Bacons Wood

Bacons [or Bacon's or Bacon] wood stood in the north of the parish. It was important for game as well as timber, though some years there was a shortage of birds:

Do you remember a little wood at Finmere called Bacon’s wood when three years ago one might as easily have looked for an Elephant as a pheasant? In that wood I yesterday saw between 3 and 400 pheasants and hares & rabbits innumerable.  Four guns killed 165 head of game in five hours. (Duke of Buckingham to William Fremantle; 1 February 1824; BRO D-FR/46/11/91)

The game was slaughtered and the wood felled for the Buckinghamshire Railway, which opened in 1850; its timber was probably used in construction of the railway. This event was described by Charles White in his epic poem on the building of the railway:

The Buckinghamshire Railway: The road and the rail and steam and the sail.

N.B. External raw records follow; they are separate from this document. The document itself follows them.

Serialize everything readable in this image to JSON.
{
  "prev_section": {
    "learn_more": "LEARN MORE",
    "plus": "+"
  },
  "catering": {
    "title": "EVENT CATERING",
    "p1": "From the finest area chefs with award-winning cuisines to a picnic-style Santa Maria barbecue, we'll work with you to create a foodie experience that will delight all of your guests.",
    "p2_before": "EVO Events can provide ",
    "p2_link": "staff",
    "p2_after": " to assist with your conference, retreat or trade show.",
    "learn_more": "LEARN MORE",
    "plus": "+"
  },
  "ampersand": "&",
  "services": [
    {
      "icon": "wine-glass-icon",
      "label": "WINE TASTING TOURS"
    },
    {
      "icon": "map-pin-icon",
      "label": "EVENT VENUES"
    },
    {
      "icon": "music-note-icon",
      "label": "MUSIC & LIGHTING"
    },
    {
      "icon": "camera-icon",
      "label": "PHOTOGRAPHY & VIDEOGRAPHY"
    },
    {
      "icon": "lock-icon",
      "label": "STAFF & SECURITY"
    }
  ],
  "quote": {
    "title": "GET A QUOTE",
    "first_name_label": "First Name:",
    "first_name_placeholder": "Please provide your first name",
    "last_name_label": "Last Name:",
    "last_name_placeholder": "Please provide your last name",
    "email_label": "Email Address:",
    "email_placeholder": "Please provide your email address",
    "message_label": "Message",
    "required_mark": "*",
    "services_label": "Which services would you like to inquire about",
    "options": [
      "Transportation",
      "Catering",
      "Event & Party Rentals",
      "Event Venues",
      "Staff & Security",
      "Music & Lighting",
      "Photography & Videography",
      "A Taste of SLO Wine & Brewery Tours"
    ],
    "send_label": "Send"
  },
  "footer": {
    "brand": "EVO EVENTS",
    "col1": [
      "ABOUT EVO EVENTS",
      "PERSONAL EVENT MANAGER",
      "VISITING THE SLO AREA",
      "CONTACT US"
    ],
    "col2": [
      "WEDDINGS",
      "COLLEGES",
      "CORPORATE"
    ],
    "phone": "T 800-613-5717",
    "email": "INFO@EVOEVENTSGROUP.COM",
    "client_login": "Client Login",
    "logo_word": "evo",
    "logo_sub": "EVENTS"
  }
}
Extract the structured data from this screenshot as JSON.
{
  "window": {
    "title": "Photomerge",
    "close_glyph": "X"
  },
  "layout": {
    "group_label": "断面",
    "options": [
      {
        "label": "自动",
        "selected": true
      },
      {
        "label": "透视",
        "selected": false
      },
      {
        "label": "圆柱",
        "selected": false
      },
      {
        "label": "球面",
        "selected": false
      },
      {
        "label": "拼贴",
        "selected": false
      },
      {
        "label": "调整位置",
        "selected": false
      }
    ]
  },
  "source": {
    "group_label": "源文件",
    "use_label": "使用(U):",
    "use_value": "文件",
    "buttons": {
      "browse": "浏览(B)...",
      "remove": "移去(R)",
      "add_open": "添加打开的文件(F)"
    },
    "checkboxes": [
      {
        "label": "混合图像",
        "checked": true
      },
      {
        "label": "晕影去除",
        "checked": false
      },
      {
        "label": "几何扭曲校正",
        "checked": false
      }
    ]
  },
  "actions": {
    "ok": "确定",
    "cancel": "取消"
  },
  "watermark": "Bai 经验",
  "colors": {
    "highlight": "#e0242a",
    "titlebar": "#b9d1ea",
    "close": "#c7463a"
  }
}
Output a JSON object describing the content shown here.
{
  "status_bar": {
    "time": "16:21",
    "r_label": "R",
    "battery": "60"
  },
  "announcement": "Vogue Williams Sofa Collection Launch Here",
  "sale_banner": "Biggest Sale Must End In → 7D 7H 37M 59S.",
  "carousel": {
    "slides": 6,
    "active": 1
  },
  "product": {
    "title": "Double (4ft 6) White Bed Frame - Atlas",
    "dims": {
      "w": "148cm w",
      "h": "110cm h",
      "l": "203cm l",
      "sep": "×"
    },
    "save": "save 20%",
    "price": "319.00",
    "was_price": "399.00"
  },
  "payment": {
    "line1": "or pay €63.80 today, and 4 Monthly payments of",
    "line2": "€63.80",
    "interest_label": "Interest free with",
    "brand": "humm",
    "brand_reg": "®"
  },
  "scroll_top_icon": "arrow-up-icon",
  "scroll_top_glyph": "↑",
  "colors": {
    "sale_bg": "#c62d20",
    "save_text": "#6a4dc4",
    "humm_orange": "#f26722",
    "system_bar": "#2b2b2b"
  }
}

Now to describe the great Bucks Line,
I think I’ll have a try,
And tell you how the work went on,
Through hills both hard and high…

At the entrance of the County
On Oxfordshire’s north side
We first encounter Bacon Hill
A cutting deep and wide
Twas Bacon’s Wood, a place of note,
A favourite game preserve;
But the game was kill’d, the wood was fell’d
The Company for to serve
Then the Surveyor he came forth,
With a quick discerning eye,—
He drew his chain—the Act was pass’d—
Then the land they did buy;
The Timber-merchant then stepp’d in,
And fell’d the noble oak;
Both elm and ash, and lime and beech,
Soon felt the Woodman’s stroke.
This work was done with quick dispatch;
Soon all was clear’d away,—
The brush, the timber and the roots,
Was gone without delay.
Then the Surveyor next began
His level for to gain;
Wallace, he did the contract take,
And rent the rocks in twain…

Extract from a private memoir published by Charles Whitehall of Gawcott, 1849.